I'm new to python and struck in a problem.
df1 = pd.DataFrame({'col1': ['apple', 'banana', 'cherry', 'apple', 'cherry']})
df2 = pd.DataFrame({'col1': ['app Banana', 'Cherry', 'banana', 'apple', 'bnapple', 'apple ch']})
Suppose I have df2 and df1 which have col1 values. df1 has correct full names but may have duplicates (which I need to keep in both dataframes due to other col data being different).
df2 has either bad names or incorrect case, which I want to correct. I want df2 column to reflect what df1 col says. the resulting column for df2 would be -
df2 = pd.DataFrame({'col1': ['banana', 'cherry', 'banana', 'apple', 'apple', 'apple']})
TIA!
I don't know how to. I tried merge query of dataframe but that just gave out everything in df1 + df2.
Craft a regex from df1
and extract
from df2
:
import re
pat = '(%s)' % '|'.join(map(re.escape, df1['col1'].unique()))
# '(apple|banana|cherry)'
df2['out'] = df2['col1'].str.extract(pat, flags=re.I, expand=False)
# variant to have lowercase
df2['out2'] = df2['col1'].str.casefold().str.extract(pat, flags=re.I, expand=False)

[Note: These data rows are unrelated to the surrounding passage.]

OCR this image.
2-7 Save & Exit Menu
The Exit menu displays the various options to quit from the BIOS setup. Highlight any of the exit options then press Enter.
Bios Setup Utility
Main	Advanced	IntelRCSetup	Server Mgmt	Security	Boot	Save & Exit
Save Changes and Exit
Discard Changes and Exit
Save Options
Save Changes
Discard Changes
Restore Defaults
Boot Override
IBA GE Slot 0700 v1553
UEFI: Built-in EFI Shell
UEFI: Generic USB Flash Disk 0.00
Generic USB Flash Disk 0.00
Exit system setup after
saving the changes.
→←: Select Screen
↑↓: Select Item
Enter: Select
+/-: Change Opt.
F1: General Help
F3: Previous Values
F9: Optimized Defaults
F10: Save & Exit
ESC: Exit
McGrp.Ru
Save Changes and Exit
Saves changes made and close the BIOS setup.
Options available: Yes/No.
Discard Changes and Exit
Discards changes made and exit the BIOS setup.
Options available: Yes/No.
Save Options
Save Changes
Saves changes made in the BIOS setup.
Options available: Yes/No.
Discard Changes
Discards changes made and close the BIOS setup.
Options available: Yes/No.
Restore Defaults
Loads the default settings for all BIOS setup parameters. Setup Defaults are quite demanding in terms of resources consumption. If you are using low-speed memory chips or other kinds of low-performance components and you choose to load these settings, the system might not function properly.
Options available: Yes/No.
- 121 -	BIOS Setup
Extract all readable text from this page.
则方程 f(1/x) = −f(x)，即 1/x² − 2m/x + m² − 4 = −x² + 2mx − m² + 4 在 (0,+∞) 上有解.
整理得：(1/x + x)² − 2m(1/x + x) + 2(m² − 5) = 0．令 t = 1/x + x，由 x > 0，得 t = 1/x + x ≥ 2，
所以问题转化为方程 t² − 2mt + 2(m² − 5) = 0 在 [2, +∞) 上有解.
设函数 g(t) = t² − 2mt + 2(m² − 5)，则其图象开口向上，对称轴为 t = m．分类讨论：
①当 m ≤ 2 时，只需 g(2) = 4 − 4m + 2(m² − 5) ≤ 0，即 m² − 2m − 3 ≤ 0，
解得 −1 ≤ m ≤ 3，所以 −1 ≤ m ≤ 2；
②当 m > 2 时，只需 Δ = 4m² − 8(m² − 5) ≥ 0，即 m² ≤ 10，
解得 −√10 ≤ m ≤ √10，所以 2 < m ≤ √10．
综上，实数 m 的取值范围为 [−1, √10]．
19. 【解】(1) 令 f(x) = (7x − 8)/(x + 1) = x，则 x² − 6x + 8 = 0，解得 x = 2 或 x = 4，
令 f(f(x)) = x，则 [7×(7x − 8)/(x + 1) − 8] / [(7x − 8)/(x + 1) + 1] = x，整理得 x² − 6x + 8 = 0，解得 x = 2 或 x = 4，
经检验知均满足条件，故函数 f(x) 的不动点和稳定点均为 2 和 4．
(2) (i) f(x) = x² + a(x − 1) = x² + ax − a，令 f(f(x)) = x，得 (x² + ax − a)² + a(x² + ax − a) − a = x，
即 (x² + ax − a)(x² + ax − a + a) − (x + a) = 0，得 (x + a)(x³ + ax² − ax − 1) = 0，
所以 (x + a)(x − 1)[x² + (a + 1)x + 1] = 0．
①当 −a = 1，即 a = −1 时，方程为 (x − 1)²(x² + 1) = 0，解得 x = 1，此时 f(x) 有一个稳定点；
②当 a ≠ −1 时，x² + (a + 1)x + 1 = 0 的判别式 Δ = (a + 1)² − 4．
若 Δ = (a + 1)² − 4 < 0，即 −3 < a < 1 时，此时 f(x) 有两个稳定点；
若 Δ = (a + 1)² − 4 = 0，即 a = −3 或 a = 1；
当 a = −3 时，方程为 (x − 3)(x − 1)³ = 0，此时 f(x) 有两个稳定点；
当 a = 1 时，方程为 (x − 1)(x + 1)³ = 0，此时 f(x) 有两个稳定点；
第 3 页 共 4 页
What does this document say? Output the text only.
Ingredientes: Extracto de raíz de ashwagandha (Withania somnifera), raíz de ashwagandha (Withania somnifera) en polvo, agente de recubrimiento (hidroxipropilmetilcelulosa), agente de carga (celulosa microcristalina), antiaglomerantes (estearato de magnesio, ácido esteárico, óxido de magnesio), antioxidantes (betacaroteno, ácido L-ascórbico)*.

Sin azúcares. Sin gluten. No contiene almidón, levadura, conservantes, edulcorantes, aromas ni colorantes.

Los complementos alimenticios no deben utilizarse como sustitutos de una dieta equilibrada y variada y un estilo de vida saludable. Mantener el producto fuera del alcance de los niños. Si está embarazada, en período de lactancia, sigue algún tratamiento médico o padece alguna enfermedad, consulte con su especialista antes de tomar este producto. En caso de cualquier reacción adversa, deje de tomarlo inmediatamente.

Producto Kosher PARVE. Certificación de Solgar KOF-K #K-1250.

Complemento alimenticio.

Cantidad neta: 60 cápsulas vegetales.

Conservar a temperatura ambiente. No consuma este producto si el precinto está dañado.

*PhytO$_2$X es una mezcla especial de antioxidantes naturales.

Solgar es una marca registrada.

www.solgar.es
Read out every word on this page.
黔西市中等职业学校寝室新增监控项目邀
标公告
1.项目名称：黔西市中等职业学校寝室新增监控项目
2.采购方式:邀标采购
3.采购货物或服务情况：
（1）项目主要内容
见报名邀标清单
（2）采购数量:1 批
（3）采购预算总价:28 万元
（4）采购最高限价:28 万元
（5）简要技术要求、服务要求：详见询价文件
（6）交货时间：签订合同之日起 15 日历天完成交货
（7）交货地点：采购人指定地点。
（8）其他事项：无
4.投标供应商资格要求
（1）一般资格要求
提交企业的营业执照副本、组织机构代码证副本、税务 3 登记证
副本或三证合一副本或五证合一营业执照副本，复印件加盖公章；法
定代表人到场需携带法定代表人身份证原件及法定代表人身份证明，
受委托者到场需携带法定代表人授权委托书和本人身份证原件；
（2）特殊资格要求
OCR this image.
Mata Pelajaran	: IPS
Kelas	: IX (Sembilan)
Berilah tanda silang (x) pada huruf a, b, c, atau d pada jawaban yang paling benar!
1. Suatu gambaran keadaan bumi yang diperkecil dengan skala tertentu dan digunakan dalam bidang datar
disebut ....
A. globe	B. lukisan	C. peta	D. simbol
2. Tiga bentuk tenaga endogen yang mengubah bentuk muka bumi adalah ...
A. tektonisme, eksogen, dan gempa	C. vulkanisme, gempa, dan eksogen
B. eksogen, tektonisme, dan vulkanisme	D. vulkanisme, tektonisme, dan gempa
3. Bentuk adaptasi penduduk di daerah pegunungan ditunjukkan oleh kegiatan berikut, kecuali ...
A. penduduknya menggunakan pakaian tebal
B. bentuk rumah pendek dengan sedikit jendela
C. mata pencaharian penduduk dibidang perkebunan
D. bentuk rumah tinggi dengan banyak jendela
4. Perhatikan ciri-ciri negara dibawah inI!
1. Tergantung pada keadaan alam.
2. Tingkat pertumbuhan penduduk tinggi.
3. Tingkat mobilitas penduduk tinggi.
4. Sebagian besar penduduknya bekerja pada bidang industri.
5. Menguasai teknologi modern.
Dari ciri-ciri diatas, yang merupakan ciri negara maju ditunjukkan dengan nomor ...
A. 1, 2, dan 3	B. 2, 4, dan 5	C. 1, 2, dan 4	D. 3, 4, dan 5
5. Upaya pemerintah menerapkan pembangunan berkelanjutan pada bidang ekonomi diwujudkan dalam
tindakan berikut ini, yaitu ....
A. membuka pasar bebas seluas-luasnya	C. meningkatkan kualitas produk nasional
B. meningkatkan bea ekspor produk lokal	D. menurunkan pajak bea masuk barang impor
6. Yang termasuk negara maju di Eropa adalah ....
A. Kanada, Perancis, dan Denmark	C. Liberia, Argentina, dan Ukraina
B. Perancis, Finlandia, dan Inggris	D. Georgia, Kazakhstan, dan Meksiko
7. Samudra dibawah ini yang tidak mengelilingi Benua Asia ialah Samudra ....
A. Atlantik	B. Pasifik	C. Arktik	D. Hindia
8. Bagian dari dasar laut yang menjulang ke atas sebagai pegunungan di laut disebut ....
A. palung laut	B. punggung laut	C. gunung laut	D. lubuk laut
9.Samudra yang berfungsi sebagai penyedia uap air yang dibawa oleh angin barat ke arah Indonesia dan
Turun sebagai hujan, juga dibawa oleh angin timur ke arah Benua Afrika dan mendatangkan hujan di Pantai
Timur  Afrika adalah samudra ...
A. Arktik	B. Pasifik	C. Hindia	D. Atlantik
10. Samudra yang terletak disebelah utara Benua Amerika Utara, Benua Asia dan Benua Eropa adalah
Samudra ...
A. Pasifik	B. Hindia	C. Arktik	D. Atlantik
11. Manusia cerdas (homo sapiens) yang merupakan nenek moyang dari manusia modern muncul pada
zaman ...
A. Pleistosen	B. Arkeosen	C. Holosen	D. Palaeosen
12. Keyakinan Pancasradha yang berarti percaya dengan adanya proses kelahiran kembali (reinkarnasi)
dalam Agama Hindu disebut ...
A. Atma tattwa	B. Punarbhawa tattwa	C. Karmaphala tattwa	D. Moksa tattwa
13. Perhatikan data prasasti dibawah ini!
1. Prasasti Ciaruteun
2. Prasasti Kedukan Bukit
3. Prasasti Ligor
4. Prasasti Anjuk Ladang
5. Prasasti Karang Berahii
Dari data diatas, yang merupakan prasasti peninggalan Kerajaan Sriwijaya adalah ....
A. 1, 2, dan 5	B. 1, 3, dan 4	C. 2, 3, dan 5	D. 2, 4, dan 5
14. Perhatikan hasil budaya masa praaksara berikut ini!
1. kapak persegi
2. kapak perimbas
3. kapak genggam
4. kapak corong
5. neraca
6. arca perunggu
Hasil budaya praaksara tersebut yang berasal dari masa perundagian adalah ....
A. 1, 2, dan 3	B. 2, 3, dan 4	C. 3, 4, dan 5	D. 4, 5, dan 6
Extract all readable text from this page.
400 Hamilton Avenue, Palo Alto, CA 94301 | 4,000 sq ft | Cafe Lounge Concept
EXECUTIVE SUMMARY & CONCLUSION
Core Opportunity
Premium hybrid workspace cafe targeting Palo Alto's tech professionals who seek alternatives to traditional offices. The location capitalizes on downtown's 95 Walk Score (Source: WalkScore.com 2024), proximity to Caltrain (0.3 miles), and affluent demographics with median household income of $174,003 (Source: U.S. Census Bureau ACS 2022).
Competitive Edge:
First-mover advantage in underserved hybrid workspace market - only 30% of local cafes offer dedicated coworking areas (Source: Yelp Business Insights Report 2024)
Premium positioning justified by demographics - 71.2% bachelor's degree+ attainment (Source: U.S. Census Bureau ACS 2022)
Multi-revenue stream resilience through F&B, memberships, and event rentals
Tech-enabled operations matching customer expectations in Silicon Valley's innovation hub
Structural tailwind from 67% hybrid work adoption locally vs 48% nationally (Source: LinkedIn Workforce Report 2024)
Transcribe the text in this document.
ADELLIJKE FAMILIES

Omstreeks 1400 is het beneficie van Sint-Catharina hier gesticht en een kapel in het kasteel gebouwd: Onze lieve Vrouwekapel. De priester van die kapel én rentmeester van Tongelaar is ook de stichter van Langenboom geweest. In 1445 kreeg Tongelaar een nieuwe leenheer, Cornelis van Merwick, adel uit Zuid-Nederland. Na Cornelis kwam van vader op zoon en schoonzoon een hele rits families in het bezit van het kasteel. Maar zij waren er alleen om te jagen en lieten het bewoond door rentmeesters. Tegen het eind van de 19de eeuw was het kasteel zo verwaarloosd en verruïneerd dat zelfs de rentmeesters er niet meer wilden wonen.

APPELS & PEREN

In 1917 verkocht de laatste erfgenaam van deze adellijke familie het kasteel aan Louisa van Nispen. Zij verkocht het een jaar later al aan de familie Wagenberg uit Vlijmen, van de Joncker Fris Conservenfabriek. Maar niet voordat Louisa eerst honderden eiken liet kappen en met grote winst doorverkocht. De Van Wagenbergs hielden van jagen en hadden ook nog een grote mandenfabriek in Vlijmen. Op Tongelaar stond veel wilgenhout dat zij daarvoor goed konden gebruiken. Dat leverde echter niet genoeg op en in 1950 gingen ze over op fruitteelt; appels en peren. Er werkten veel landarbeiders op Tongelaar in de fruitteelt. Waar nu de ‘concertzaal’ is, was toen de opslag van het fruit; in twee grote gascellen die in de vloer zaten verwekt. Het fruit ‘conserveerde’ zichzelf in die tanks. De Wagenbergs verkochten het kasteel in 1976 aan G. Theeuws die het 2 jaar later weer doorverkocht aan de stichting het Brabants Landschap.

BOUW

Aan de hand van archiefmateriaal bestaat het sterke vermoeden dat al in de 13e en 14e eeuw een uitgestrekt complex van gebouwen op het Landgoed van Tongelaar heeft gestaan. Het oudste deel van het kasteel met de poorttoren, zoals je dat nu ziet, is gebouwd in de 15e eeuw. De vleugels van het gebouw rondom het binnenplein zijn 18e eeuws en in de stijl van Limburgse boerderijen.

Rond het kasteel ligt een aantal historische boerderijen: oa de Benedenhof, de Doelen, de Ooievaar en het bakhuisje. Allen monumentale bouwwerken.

If you only want to match full words of df2
modify the regex to add word boundaries (\b
):
pat = r'\b(%s)\b' % '|'.join(map(re.escape, df1['col1'].unique()))
Output:
col1 out out2
0 app Banana Banana banana
1 Cherry Cherry cherry
2 banana banana banana
3 apple apple apple
4 bnapple apple apple
5 apple ch apple apple